Sobyanin Fires Head Of City Pharmacies

Mayor Sergei Sobyanin plowed ahead with another round of firings Tuesday during a city government meeting, including the head of state-run pharmacy chain Stolichniye Apteki, Mikhail Remizov.

Citing what he said were uncompetitive tenders for Moscow's purchases of medical supplies, Sobyanin said: “You have been warned. Don't play with budget money.”

The announcement comes a day after the mayor signed dismissal papers for Anatoly Yevseyev, who headed the city's Ryazan district. The dismissal was linked to Yevseyev's age.

Nizhegorodsky district chief Anatoly Kulikov was also replaced Monday after his contract expired, the city said. Sobyanin formally relieved Lianozovo district chief Sergei Semerkhanov of his duties "in connection with his recent death," City Hall said.

Semerkhanov, who was 58, suffered a heart attack in a restaurant Nov. 26 and died in a Moscow hospital two days later, city media reported.

Sobyanin said there had been flagrant violations in how the city government purchased medicine in recent years. The biggest competitive advantage belonged to Stolichniye Apteki, or Capital Pharmacies, which won 77 percent of contracts last year and 57 percent in 2010, he said.

In October, the month Sobyanin took over as mayor, the city held 46 electronic tenders for medicine, 39 of which only received one bid.

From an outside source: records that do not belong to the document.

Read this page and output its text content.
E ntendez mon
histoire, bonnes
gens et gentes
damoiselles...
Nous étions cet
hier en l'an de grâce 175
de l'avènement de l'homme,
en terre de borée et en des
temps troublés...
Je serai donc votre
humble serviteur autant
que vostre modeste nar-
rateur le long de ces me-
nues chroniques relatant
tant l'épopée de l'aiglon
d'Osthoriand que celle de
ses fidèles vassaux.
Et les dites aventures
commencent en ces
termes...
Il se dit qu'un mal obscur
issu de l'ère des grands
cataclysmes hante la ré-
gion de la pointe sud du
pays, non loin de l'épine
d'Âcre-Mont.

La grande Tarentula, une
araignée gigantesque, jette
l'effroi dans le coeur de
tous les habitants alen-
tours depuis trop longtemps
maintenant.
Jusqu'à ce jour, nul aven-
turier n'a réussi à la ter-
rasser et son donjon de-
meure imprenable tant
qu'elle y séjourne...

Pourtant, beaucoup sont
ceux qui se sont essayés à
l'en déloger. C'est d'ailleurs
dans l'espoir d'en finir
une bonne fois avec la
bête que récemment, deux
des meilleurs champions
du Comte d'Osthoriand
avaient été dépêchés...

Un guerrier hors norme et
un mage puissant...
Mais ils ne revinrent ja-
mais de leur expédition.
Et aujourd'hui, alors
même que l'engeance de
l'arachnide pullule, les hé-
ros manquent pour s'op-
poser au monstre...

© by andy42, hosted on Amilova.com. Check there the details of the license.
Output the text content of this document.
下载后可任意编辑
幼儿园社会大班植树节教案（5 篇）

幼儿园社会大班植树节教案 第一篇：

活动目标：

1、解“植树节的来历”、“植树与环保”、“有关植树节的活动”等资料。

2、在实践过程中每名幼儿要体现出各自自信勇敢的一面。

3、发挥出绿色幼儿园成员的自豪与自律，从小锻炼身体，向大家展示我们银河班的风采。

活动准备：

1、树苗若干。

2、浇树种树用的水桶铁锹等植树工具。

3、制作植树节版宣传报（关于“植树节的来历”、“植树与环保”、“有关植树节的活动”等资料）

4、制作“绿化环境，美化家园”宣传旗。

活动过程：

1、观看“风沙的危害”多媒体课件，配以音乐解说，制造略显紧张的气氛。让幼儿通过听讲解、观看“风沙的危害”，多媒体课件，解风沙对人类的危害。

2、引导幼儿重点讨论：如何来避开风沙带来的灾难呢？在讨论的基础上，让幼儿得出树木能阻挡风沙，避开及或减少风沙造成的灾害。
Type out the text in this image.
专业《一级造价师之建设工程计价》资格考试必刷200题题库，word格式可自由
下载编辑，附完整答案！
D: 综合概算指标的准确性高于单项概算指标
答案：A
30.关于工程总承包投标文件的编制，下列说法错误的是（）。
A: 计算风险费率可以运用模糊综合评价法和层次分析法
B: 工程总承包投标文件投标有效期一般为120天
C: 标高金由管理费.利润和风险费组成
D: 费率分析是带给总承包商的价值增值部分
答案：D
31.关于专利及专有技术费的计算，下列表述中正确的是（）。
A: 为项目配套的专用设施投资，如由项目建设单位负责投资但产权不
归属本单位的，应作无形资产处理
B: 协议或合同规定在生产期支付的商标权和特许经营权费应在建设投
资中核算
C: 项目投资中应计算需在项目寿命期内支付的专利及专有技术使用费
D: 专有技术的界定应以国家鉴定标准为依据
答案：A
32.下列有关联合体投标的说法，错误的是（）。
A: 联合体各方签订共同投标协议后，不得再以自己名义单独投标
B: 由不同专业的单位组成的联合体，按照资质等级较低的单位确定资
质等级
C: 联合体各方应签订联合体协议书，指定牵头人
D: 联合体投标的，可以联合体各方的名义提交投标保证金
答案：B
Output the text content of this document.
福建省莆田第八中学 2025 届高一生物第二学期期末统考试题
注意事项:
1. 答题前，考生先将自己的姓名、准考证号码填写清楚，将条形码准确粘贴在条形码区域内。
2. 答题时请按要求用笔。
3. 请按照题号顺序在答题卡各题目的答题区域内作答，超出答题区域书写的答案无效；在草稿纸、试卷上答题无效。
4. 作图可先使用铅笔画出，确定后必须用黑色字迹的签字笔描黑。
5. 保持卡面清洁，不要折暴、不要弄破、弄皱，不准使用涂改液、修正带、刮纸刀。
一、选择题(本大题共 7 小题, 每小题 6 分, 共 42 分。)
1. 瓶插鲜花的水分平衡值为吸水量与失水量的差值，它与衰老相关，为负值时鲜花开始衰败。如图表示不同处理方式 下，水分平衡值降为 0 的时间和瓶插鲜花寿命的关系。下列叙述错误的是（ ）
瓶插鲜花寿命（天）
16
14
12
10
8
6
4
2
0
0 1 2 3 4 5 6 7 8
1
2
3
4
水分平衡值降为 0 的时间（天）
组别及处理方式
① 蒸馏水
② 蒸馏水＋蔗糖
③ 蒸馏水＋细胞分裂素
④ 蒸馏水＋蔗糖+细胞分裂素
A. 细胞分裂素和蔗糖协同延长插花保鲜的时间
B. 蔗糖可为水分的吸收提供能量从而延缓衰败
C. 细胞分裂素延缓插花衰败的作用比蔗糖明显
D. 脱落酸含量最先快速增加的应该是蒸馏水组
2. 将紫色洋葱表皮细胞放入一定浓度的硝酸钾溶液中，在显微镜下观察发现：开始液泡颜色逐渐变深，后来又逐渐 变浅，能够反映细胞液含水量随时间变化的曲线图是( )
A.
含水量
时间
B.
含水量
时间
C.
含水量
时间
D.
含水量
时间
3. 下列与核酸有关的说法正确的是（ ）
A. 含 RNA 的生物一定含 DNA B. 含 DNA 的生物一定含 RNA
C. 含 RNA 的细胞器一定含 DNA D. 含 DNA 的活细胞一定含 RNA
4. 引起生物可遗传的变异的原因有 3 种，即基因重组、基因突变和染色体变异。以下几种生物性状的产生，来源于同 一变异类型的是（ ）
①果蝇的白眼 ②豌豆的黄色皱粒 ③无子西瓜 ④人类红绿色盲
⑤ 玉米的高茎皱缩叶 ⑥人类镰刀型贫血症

In one exceptional tender, Sobyanin said, Moscow received five bids — leading to a 92 percent price reduction for the city.

Sobyanin initially chose not to institute radical personnel changes within the Moscow government structure created by his predecessor, Yury Luzhkov, who was fired in September. But he has regularly fired city officials — usually district leaders or department heads — since being confirmed as mayor on Oct. 21.

“Sooner or later,” said Andrei Klychkov, head of the Communist Party's faction in the City Duma, “all of Luzhkov's team will be changed.”

Sobyanin has dismissed nine of Moscow's 123 district heads and one prefect from the 10 administrative districts. There have been a host of other changes at the top level of Moscow government.

Apart from a wish to replace those close to Luzhkov, however, Sobyanin's exact motives and timing for sacking subordinates have left city officials wondering who will be next.

“For me it's unclear to what end he is changing everything — that's an open question,” said Sergei Mitrokhin, a former City Duma deputy and current leader of the opposition Yabloko party.

Mitrokhin said that though he had been surprised by the slow pace of the dismissals, “this is probably connected with wariness.”

“You cannot change everything at once, it would all fall apart” he added.

Oleg Mitvol, whom acting Mayor Vladimir Resin fired as prefect of the Northern Administrative District on Oct. 5, attributed the steady stream of replacements to logistical problems, saying Sobyanin would need time to carry through his changes.

“Nobody explains anything,” he said. “This is downright dangerous because it affects a lot of people.”